Well, Huygens also has a number of cameras, with a bit of luck, we'll be able to see better pictures around the end of December!

Quite interesting really and it makes you wonder how accurately the scientists have guessed things to be on the surface.
 
Mariner said:
Well, Huygens also has a number of cameras, with a bit of luck, we'll be able to see better pictures around the end of December!

Quite interesting really and it makes you wonder how accurately the scientists have guessed things to be on the surface.

Quite inaccurate I would expect. It has always been the pattern with previous probes that the guesses on what the conditions will be like are wildly wrong once we actually send a probe there to look.

Thats kinda what makes sending these probes such fun. :)
 
Saying it's both vast and infinite is sort of redundant, don't you think?

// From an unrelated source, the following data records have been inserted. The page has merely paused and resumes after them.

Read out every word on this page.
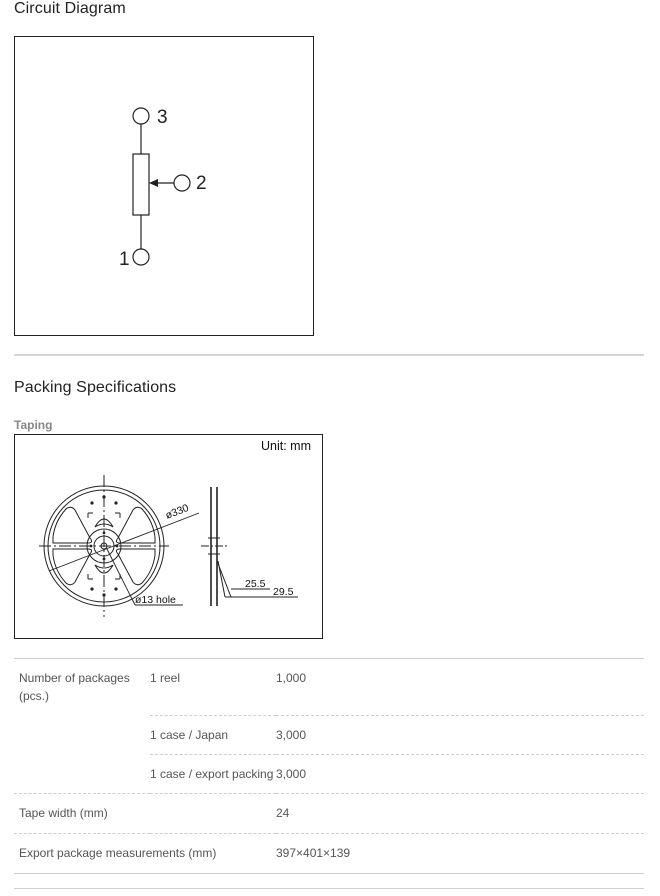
Circuit Diagram
3
2
1
Packing Specifications
Taping
Unit: mm
ø330
ø13 hole
25.5
29.5
Number of packages (pcs.)	1 reel	1,000
	1 case / Japan	3,000
	1 case / export packing	3,000
Tape width (mm)		24
Export package measurements (mm)		397×401×139
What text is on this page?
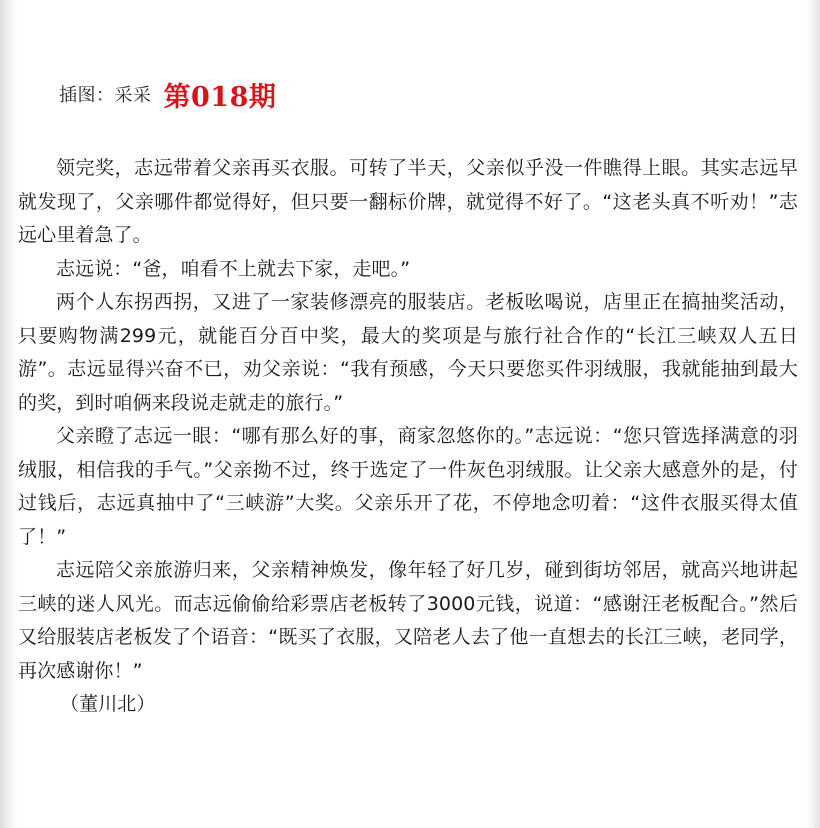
插图：采采 第018期

领完奖，志远带着父亲再买衣服。可转了半天，父亲似乎没一件瞧得上眼。其实志远早就发现了，父亲哪件都觉得好，但只要一翻标价牌，就觉得不好了。“这老头真不听劝！”志远心里着急了。

志远说：“爸，咱看不上就去下家，走吧。”

两个人东拐西拐，又进了一家装修漂亮的服装店。老板吆喝说，店里正在搞抽奖活动，只要购物满299元，就能百分百中奖，最大的奖项是与旅行社合作的“长江三峡双人五日游”。志远显得兴奋不已，劝父亲说：“我有预感，今天只要您买件羽绒服，我就能抽到最大的奖，到时咱俩来段说走就走的旅行。”

父亲瞪了志远一眼：“哪有那么好的事，商家忽悠你的。”志远说：“您只管选择满意的羽绒服，相信我的手气。”父亲拗不过，终于选定了一件灰色羽绒服。让父亲大感意外的是，付过钱后，志远真抽中了“三峡游”大奖。父亲乐开了花，不停地念叨着：“这件衣服买得太值了！”

志远陪父亲旅游归来，父亲精神焕发，像年轻了好几岁，碰到街坊邻居，就高兴地讲起三峡的迷人风光。而志远偷偷给彩票店老板转了3000元钱，说道：“感谢汪老板配合。”然后又给服装店老板发了个语音：“既买了衣服，又陪老人去了他一直想去的长江三峡，老同学，再次感谢你！”

（董川北）
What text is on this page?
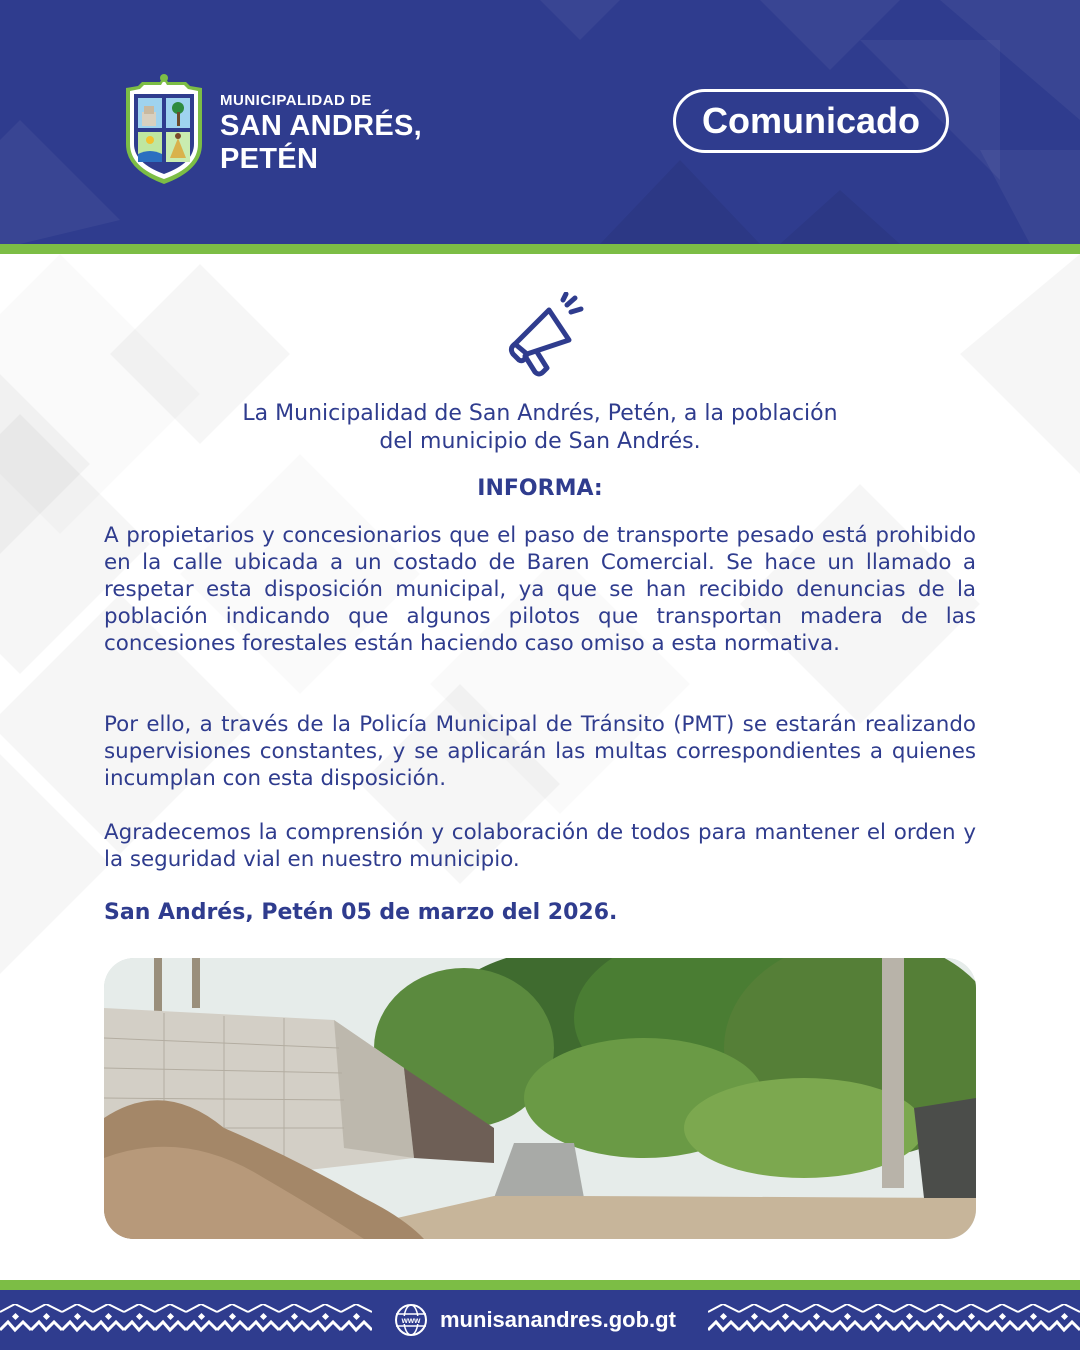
MUNICIPALIDAD DE
SAN ANDRÉS,
PETÉN
Comunicado
La Municipalidad de San Andrés, Petén, a la población
del municipio de San Andrés.
INFORMA:
A propietarios y concesionarios que el paso de transporte pesado está prohibido en la calle ubicada a un costado de Baren Comercial. Se hace un llamado a respetar esta disposición municipal, ya que se han recibido denuncias de la población indicando que algunos pilotos que transportan madera de las concesiones forestales están haciendo caso omiso a esta normativa.
Por ello, a través de la Policía Municipal de Tránsito (PMT) se estarán realizando supervisiones constantes, y se aplicarán las multas correspondientes a quienes incumplan con esta disposición.
Agradecemos la comprensión y colaboración de todos para mantener el orden y la seguridad vial en nuestro municipio.
San Andrés, Petén 05 de marzo del 2026.
www munisanandres.gob.gt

Besides, how could it be infinite? That meshes badly with the idea there was a point in time where this place was created (ruling out the supernatural, of course...)
 
Guden Oden said:
Saying it's both vast and infinite is sort of redundant, don't you think?

Actually, saying it's both may be illogical. Depending on your definition, vastness implies an eventual boundary, or something by which to measure that vastness. Like saying something is both new and improved, one precludes the other.
 
Vastness in my book doesn't presuppose a boundary, though the concept of size loses most of its meaning when dealing with values of infinity.

Perhaps a better use of the words would have been "infinitely vast," giving a state of being vast, and the extent of its vastness being infinite.
 
The volume that contains matter is vast.
The full size of the universe (including the empty parts outside the above mentioned volume) is infinite.
 
The visible universe is finite, that is, the size of which is governed by the volume light has had time to cross and come into contact with, though that volume is *decreasing* under current cosmological models. That is, more galaxies are falling outside our light cone as time goes on.

Its an open question whether or not the *full* universe is infinite or not, in many ways its meaningless and an inprecise statement, almost outside the domain of science to deal with. Its a question of topology really, and its not unforseeable that we might live in a non paracompact universe.